The chart below is known as the circle of fifths (and fourths), it's an endless pit of usefulness. It can be used to create chord progressions, as all chords grouped close to each other will usually fit together as they share a lot of the same notes. It can also be used to create very fun and challenging exercises. All you have to do is pick a scale/chord/arpeggio, let's take the blues scale, once you have done that you can start at the top of the clock and pick a sequence, such as going around clockwise, so you would play the C blues scale up and down and then then G blues scale, then the D blues, etc. You could also play the first scale up, and then go straight to the next scale to descend. The same works for arpeggios, and for chords just play the chords once and move to the next step in the circle. Below are a few sequences you could chose when playing this exercise.
Clockwise in major key (Fifths)
C, G, D, A, E, B, Gb, Db, Ab, Eb, B, F
Anticlockwise in major key (Fourths)
F, Bb, Eb, Ab, Db, G, B, E, A, D, G, C
Clockwise in minor key (Fifths)
A, E, B, F♯, C♯,G♯, Eb, Bb, F, C, G, D
Anticlockwise in minor key (Fourths)
D, G, C, F, Bb, Eb, G♯, C♯, F♯, B, E, A
Warming up on the guitar should be a regular process in your guitar playing, this means spending a good amount of time (10 minutes at least) adjusting your fingers and muscles to the guitar at the start of every session. This chromatic exercise is another one I use every time I pick up my guitar to get my fingers going!

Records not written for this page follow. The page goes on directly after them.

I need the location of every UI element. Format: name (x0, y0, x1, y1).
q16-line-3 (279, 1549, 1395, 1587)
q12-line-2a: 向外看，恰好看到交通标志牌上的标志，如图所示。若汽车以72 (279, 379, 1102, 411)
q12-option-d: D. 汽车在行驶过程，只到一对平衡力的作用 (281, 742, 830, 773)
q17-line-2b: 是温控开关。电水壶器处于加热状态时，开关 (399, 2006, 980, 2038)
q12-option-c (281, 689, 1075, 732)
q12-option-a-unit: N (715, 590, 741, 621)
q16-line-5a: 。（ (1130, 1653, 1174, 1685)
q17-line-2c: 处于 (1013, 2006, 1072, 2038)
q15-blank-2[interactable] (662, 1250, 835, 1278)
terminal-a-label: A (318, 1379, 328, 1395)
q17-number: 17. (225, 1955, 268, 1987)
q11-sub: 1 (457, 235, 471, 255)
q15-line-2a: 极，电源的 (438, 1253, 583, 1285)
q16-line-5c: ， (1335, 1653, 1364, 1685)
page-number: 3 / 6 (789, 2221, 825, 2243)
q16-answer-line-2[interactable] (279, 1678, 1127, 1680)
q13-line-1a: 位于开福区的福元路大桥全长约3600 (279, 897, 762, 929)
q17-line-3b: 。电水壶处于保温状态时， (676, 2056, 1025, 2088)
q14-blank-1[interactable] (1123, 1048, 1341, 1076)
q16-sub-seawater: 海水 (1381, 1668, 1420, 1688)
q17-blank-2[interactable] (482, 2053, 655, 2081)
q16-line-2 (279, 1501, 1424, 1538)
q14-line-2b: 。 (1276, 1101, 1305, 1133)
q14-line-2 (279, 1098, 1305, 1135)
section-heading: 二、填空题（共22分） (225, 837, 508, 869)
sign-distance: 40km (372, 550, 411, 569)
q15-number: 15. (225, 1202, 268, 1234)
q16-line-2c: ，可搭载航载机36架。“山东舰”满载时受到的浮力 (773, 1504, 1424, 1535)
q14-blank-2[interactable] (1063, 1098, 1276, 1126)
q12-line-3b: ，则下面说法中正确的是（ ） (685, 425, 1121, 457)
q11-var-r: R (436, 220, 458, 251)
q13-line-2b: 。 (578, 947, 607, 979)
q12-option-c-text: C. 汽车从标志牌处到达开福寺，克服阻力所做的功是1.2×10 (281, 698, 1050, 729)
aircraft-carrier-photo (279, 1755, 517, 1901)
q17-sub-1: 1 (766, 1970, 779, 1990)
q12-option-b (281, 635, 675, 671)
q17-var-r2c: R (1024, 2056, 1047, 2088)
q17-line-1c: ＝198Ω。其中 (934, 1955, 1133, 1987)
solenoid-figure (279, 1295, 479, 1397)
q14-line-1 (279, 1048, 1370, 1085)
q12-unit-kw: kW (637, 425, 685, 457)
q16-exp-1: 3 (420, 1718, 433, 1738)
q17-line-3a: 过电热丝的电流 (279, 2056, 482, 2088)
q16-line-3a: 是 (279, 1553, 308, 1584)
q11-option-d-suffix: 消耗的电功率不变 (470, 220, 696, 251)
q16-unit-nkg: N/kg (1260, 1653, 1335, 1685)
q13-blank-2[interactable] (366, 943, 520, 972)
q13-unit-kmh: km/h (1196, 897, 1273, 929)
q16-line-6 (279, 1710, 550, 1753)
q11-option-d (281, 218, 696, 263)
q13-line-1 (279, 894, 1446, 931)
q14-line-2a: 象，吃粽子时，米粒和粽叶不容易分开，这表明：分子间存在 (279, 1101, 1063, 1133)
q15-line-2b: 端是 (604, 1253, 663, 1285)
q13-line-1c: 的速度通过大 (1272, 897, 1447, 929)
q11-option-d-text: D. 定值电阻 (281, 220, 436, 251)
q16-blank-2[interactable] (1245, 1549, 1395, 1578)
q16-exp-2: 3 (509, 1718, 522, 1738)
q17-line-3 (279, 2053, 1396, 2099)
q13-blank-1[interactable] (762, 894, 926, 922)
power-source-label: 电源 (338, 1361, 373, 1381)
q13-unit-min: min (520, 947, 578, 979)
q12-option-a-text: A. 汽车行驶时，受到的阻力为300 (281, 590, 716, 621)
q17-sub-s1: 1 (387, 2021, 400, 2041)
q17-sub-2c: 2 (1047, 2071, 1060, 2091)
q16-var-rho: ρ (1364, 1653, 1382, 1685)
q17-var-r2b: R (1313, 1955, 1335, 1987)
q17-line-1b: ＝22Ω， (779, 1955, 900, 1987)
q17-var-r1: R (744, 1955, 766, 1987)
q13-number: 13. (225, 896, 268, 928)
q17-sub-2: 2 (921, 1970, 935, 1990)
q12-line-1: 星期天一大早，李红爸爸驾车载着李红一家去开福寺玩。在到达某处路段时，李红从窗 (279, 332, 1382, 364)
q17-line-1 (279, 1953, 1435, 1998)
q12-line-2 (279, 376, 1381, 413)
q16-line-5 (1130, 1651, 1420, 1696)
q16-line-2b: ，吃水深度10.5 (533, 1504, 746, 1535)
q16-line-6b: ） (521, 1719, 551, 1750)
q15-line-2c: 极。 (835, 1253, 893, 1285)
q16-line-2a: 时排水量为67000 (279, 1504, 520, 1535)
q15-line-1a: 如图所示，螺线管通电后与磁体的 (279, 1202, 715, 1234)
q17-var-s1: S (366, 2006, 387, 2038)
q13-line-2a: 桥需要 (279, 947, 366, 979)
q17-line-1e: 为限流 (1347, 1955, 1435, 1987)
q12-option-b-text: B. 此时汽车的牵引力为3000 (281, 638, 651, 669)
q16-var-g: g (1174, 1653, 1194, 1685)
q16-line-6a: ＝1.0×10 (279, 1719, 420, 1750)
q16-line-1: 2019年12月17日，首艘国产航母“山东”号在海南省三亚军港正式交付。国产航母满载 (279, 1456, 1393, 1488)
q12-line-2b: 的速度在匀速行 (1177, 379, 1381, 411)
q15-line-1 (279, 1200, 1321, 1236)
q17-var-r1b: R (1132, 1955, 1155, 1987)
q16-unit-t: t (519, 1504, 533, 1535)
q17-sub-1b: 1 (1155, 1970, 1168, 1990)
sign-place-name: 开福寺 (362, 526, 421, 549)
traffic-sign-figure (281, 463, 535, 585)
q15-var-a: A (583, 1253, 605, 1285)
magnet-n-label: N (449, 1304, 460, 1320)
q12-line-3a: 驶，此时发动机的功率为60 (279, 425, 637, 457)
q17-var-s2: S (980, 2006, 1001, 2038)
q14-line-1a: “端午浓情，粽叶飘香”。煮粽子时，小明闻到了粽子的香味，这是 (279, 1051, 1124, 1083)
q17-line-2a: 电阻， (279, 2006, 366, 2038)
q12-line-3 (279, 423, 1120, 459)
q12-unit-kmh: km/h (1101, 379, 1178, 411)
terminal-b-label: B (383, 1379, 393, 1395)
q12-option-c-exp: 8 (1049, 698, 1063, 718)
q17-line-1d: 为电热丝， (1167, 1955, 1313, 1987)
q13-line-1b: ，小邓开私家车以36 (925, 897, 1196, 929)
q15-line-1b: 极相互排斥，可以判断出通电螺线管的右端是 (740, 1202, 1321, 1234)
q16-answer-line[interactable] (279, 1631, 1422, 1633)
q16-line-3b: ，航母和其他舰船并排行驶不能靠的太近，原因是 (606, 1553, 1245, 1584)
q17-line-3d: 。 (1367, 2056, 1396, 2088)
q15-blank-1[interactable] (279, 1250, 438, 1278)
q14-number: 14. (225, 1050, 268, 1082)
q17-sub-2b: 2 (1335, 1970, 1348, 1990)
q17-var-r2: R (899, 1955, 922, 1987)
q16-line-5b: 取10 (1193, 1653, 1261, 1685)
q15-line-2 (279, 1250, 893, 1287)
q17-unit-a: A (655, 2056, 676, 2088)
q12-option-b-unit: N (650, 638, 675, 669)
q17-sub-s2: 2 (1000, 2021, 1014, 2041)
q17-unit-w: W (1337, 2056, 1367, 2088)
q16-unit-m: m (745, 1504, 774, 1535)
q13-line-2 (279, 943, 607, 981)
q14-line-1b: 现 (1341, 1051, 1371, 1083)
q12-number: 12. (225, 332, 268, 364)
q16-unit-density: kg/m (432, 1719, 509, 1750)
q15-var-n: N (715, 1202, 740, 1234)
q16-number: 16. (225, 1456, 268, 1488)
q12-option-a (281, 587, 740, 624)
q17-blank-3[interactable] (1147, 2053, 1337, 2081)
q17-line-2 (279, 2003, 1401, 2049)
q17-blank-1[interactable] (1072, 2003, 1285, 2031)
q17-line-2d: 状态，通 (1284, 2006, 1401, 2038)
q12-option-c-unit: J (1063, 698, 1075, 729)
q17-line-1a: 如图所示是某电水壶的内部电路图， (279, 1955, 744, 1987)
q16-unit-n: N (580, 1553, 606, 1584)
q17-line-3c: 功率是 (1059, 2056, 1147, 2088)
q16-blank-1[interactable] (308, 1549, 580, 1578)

Here is a simple warm up exercise using the chromatic scale in the key of C, the red dot is the first note and it starts on fret 8 of the low E string. This is a great excursive to play up and down 10 times or so to get your fingers warmed up nicely.
There are also many variations of it you can do, for example you could go up and down the scale and then move the whole scale up a fret, then play it and continue until you run out of neck. You could also do the same but shifting up a fret every time you go up AND down. I recommend using alternate picking for this exercise, meaning 'down, up, down, up' with your guitar pick.